15 Responses to “Diary Of A Train Wreck”

  1. Cullen says:

    Damn. What a mess.
    But the hotel rooms derserve it. Those whores.

  2. Mr. Bingley says:

    They really are. Charging money to sleep with them. Disgusting, really.

  3. Cullen says:

    And you never know who was sleeping there before you.

  4. Rob says:

    You guys could always go to the hotels that charge by the hour. I don’t know that they’re much cleaner (Never been in one) but you can at least see who was there before you. That is……………if you really want to know.

  5. Mr. Bingley says:

    You hope they were only sleeping, Cullen.

  6. Cullen says:

    I have fond memories of an hourly-rate hotel. There is (or was, it’s been nearly 13 years) a hotel in the French Quarter called La Del Motel (You have no idea how much time we spent drunkenly laughing at The The Of Motel). There rooms were big flats with two beds and a couch. They charged hourly, daily and weekly rates — very, very cheap.
    Anyway, it was a place me and several friends got together at one summer and spent a lot of time in the Quarter getting drunk and watching drug deals going on from the balcony of our motel room. Good times.

  7. Rob says:

    I miss the French Quarter on my youth, Cullen. It smelled better. There was also no flashing, no open drug dealing, no open solicitation, no ticky tacky merchants, and very little crime. There was good old drunkenness and debauchery, for sure, but you had to go inside one of the establishments to see and partake of it.

  8. Cullen says:

    It’s odd, Rob, how we have snapshots of what a place should be like based entirely on our interpretations of what it was like when we were there.
    For instance, I grew up all over, my dad being active Air Force, but we spent two tours (with a 1 1/2 year split) in Biloxi, MS. During the last tour I graduated high school and started my way tenatively into the low-end of the work force.
    I made my way not-so-tenatively into the French Quarter about every other weekend.
    So, my point of view is from that time. There was open flashing, but only during Mardis Gras or Halloween. Now, at least pre-Katrina, I understand that any given night it’s like that. Also, drug dealing was rampant, but you had to be quite a few streets off the beaten path to find it.

  9. Rob says:

    Small world, Cullen. My Minnesota cousin spent 2 years at Keesler. He’s three years older than me so this had to be 1973 or thereabouts. He spent a good deal of time down there, too. Boys in uniform were royalty.

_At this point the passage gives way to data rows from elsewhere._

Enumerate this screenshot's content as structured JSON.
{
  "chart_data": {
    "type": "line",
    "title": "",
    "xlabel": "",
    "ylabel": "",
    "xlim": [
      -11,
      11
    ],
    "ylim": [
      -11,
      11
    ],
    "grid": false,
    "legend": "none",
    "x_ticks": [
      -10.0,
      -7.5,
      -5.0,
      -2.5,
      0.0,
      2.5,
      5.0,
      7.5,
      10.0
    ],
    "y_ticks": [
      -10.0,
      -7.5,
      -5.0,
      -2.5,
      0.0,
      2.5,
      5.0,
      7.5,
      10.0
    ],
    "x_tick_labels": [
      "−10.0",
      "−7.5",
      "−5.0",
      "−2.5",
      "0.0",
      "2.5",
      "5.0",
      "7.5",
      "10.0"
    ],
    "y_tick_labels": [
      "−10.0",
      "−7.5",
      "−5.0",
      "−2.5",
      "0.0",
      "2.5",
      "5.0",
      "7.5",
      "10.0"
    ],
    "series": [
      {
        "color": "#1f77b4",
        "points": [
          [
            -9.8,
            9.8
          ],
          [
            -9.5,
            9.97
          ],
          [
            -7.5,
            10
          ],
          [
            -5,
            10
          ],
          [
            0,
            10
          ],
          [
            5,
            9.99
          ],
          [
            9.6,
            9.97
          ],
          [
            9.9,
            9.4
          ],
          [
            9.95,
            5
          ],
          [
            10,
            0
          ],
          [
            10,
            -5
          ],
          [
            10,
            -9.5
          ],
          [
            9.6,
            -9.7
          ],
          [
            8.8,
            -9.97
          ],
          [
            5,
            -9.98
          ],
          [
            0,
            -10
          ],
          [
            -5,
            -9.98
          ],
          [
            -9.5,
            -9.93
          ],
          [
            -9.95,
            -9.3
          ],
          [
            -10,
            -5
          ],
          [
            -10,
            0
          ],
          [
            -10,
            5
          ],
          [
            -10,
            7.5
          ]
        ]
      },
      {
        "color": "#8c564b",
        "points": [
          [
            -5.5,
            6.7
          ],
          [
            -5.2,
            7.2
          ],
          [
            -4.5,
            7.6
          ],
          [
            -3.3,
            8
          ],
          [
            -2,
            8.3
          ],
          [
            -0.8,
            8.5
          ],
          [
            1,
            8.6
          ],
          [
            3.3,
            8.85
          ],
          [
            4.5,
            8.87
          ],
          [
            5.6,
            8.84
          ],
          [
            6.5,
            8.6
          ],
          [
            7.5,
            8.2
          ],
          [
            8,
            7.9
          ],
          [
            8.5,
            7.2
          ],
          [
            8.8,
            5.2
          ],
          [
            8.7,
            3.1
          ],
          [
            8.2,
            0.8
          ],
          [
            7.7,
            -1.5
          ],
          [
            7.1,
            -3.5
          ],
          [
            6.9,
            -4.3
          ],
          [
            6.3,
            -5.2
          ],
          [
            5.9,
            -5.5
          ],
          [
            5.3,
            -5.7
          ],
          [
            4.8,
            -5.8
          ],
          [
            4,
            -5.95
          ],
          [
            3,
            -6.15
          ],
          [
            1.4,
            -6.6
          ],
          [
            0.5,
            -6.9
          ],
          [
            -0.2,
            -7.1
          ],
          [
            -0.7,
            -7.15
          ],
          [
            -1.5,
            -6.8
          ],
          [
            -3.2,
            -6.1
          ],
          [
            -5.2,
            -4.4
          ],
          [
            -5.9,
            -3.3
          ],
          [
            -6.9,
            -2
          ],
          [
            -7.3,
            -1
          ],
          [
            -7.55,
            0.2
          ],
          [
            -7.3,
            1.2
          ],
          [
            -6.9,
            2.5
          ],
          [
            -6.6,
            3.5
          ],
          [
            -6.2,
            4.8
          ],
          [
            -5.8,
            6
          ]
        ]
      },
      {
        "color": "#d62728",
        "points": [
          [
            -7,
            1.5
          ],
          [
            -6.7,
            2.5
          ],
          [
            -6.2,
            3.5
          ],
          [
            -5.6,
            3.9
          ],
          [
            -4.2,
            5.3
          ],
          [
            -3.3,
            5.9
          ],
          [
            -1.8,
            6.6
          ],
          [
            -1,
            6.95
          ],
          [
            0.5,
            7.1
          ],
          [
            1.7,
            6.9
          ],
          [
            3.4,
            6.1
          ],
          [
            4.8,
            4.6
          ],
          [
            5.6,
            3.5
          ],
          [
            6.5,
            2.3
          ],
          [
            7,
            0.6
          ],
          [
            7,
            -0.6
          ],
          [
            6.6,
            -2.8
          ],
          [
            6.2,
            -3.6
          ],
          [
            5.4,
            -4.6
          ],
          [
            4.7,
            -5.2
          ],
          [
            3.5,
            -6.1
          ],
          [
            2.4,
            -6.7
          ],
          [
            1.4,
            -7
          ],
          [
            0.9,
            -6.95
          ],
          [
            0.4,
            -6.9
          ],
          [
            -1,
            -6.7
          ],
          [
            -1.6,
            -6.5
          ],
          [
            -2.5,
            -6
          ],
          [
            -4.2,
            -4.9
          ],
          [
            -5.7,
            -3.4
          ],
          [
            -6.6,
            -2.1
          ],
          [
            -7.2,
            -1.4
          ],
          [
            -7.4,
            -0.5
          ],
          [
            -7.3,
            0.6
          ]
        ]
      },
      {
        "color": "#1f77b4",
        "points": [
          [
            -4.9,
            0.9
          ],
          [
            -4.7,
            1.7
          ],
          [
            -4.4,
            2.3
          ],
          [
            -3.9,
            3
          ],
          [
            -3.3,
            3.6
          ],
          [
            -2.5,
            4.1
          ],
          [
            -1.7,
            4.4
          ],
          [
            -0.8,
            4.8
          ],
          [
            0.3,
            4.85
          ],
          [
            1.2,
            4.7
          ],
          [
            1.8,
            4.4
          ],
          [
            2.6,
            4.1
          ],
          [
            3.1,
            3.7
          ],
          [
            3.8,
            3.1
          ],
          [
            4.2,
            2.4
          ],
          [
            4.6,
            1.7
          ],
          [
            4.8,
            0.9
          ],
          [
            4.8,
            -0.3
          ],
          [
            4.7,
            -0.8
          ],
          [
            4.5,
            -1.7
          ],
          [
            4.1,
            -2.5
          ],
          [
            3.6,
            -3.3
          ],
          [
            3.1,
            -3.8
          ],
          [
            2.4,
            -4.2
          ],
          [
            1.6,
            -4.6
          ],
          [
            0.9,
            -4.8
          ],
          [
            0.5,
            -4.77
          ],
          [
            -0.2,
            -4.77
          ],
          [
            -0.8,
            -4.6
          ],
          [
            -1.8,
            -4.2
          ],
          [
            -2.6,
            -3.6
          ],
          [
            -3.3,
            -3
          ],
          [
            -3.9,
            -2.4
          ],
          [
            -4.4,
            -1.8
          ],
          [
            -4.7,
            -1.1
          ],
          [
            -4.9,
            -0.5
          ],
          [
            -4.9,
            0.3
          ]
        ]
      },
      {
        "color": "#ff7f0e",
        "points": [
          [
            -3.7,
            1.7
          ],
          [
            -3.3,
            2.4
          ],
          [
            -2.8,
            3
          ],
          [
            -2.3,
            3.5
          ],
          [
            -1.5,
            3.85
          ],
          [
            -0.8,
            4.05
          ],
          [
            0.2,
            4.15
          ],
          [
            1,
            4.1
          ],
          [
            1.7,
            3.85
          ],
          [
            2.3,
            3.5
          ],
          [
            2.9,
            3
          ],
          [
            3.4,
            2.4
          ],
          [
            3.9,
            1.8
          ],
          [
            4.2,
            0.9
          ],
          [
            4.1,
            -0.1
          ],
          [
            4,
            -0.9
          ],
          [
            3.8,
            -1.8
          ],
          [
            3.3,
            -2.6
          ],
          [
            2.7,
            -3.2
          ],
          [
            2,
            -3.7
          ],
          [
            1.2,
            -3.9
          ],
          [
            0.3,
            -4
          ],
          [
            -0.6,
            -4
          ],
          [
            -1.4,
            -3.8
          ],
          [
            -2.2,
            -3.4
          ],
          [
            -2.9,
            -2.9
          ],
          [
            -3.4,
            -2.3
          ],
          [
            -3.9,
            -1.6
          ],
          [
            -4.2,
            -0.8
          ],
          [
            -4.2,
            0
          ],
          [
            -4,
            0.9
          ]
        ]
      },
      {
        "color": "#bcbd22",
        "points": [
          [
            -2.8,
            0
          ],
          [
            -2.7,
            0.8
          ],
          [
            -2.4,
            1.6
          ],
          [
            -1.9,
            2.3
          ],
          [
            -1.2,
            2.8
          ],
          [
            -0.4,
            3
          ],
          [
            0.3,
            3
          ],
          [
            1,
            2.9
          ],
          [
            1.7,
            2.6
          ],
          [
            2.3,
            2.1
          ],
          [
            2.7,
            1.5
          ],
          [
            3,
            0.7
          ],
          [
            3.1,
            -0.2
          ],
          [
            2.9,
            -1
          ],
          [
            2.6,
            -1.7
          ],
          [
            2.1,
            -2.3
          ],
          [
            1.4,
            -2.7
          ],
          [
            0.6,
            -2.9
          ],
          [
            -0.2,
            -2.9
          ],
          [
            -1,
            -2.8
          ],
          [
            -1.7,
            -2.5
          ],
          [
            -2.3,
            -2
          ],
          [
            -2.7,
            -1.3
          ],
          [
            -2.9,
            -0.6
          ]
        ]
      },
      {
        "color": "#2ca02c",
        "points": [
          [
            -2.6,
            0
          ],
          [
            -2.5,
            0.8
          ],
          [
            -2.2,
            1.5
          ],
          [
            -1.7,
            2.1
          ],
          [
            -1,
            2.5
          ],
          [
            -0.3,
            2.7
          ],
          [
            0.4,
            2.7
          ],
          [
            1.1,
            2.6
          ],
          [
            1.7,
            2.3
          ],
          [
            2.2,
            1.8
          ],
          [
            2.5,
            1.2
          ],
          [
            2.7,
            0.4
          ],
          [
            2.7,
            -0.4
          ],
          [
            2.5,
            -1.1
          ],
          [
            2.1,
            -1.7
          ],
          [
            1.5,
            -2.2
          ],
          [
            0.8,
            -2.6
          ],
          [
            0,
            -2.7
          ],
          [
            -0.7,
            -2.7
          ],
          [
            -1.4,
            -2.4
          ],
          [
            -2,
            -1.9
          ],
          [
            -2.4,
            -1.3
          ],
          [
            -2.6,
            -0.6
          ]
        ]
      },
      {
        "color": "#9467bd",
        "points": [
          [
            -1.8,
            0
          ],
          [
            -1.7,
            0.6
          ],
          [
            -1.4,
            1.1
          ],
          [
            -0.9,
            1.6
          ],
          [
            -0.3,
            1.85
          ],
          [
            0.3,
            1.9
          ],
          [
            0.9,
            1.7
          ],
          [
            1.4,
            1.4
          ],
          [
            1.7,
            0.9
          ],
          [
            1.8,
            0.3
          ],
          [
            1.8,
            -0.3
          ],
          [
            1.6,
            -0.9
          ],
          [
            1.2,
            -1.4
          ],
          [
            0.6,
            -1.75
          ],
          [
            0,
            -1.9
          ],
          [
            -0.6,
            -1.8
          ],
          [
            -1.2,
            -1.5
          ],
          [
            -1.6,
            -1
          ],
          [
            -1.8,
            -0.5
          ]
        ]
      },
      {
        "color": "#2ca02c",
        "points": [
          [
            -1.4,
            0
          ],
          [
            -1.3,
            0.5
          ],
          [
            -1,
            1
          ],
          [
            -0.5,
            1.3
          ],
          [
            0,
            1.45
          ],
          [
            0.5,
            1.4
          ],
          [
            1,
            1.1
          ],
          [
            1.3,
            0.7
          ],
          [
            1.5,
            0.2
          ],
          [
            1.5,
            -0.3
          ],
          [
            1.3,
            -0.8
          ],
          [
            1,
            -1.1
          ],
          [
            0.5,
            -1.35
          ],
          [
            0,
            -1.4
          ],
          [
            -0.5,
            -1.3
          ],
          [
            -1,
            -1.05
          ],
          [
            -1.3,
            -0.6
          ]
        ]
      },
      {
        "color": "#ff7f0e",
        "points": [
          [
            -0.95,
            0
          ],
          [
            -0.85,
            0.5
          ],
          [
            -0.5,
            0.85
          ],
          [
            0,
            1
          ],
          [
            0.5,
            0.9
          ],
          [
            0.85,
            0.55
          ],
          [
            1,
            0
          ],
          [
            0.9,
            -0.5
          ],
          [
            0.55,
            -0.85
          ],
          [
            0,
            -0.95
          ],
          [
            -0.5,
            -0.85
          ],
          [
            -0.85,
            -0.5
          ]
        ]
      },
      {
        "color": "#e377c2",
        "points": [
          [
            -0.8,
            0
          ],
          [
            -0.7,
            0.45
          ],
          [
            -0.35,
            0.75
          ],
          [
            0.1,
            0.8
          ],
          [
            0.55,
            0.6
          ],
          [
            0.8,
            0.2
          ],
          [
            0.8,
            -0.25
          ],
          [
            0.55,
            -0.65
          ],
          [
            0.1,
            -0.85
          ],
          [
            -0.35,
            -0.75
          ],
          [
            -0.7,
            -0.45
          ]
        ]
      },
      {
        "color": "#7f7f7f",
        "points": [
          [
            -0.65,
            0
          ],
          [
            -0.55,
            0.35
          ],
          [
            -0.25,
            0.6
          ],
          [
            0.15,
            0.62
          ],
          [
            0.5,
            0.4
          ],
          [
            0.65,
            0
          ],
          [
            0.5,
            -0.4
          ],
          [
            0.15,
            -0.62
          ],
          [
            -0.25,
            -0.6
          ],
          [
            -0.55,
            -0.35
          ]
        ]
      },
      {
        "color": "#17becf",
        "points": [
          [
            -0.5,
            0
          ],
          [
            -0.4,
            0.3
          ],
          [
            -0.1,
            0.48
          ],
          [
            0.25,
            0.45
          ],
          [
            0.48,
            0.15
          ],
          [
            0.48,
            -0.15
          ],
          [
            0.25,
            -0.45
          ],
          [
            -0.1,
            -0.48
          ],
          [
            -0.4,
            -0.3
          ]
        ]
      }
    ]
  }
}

  10. Did he train there? That would have been about the time my dad was going there. By the time I was in the picture, significantly anyway, our tours there were from 1986-1989 and 1991-1994. So, my perspective on the Quarter is from the early ’90s. But that was, in my mind, a renaissance of sorts for New Orleans seeing some of the largest Jazz Fest crowds in years and with the emerging popularity of Harry Connick, Jr.

  11. Mr. Bingley says:

    Not at all, hijacker! You mentioned “train” in your comment, which hearkens back to the very title of the thread!

  12. Rob says:

    I don’t think he trained there, Cullen. I think he trained in Denver but I might be mistaken about that. It was a long time ago and I wasn’t keeping up with all of my cousins then.

  13. Lisa says:

    Back on the track, people!
    John Daly is so gross, y’all. While I do admire his tweaking of the oh-so-uppity golf estab (you just KNOW he grinds out his butts before each tee-off), I met him once at a benefit and he is a total lech. Stared at my cleavage the whole time I was talking to him; I was getting an autograph FOR MY HUSBAND good god. My friend Renee (who’s single) said he hit on her the whole night, following her around like a hugemongous blonde cloud of smoke and Jack Daniels vapors.

  14. Yes, a lech. He couldn’t have just signed the darn autograph and stared at your cleavage when you weren’t looking like the rest of us do.

  15. Mike Rentner says:

    I don’t know who John Daly is, but it sounds like his money is going to a place more deserving. Let’s hope it gets there faster.